LunarSail will be the first solar sail to enter Lunar orbit. The first crowdsourced mission to cislunar space.
Sunjammer (spacecraft)
Sunjammer is a solar sail constructed by LGarde for NASA.
It is the largest solar sail to be constructed as of 2013. Sunjammer is slated to launch in November 2014 as the secondary payload of a SpaceX Falcon 9 rocket, along with the Earth observation satellite DSCOVR.
Sunjammer was named after a 1964 Arthur C. Clarke story of the same name, in which several solar sails compete in a race across the Solar System.
IKAROS
IKAROS (Interplanetary Kite-craft Accelerated by Radiation Of the Sun) is a Japan Aerospace Exploration Agency (JAXA) experimental spacecraft.

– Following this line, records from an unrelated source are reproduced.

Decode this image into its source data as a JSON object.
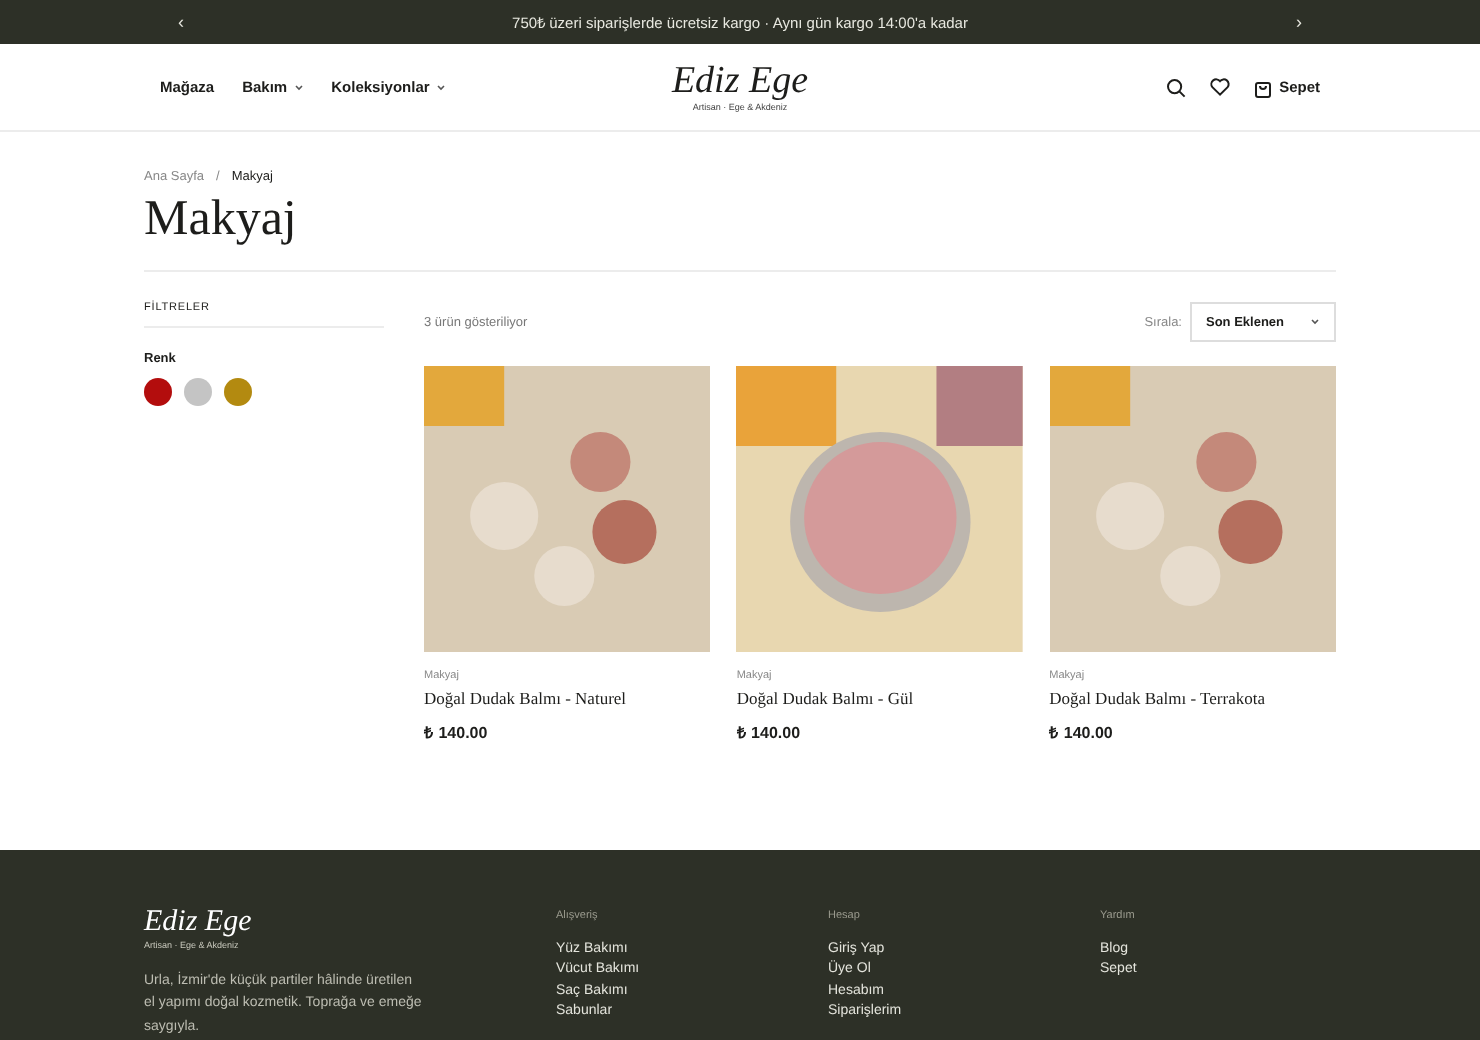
{
  "announcement": {
    "text": "750₺ üzeri siparişlerde ücretsiz kargo · Aynı gün kargo 14:00'a kadar",
    "prev": "‹",
    "next": "›"
  },
  "header": {
    "nav": [
      {
        "label": "Mağaza",
        "dropdown": false
      },
      {
        "label": "Bakım",
        "dropdown": true
      },
      {
        "label": "Koleksiyonlar",
        "dropdown": true
      }
    ],
    "logo": "Ediz Ege",
    "tagline": "Artisan · Ege & Akdeniz",
    "cart": "Sepet"
  },
  "breadcrumb": {
    "separator": "/",
    "items": [
      "Ana Sayfa",
      "Makyaj"
    ]
  },
  "title": "Makyaj",
  "filters": {
    "heading": "FİLTRELER",
    "group": "Renk",
    "colors": [
      {
        "color": "#b30d0d"
      },
      {
        "color": "#c4c4c4"
      },
      {
        "color": "#b38a10"
      }
    ]
  },
  "toolbar": {
    "count": "3 ürün gösteriliyor",
    "sort_label": "Sırala:",
    "sort_value": "Son Eklenen"
  },
  "products": [
    {
      "category": "Makyaj",
      "name": "Doğal Dudak Balmı - Naturel",
      "price": "₺ 140.00",
      "kind": "tins"
    },
    {
      "category": "Makyaj",
      "name": "Doğal Dudak Balmı - Gül",
      "price": "₺ 140.00",
      "kind": "jar"
    },
    {
      "category": "Makyaj",
      "name": "Doğal Dudak Balmı - Terrakota",
      "price": "₺ 140.00",
      "kind": "tins"
    }
  ],
  "footer": {
    "logo": "Ediz Ege",
    "tagline": "Artisan · Ege & Akdeniz",
    "about": "Urla, İzmir'de küçük partiler hâlinde üretilen el yapımı doğal kozmetik. Toprağa ve emeğe saygıyla.",
    "columns": [
      {
        "heading": "Alışveriş",
        "links": [
          "Yüz Bakımı",
          "Vücut Bakımı",
          "Saç Bakımı",
          "Sabunlar"
        ]
      },
      {
        "heading": "Hesap",
        "links": [
          "Giriş Yap",
          "Üye Ol",
          "Hesabım",
          "Siparişlerim"
        ]
      },
      {
        "heading": "Yardım",
        "links": [
          "Blog",
          "Sepet"
        ]
      }
    ]
  }
}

The spacecraft was launched on 21 May, 2010, aboard an H-IIA rocket, together with the Akatsuki (Venus Climate Orbiter) probe and four other small spacecraft. IKAROS is the first spacecraft to successfully demonstrate solar-sail technology in interplanetary space.
On December 8, 2010, IKAROS passed by Venus at about 80,800 km distance, completing the planned mission successfully, and entered its extended operation phase.
The IKAROS probe is the world's first spacecraft to use solar sailing as the main propulsion. It plans to demonstrate four key technologies (comments in parentheses refer to figure):
- Deployment and control of a large, thin solar sail membrane (blue areas numbered 3)
- Thin-film solar cells integrated into the sail to power the payload (black rectangles numbered 4)
- Measurement of acceleration due to radiation pressure on the solar sail
- Attitude control via variable reflectance liquid crystal panels (orange rectangles numbered 2)
The mission also includes investigations of aspects of interplanetary space, such as the gamma-ray burst, solar wind and cosmic dust.
The probe's ALADDIN instrument (ALDN-S and ALDN-E) measured the variation in dust density while its Gamma-Ray Burst Polarimeter (GAP) measured the polarization of gamma-ray bursts during its six month cruise.
If successful, IKAROS is to be followed by a 50 m (160 ft) sail, intended to journey to Jupiter and theTrojan asteroids, later in the decade.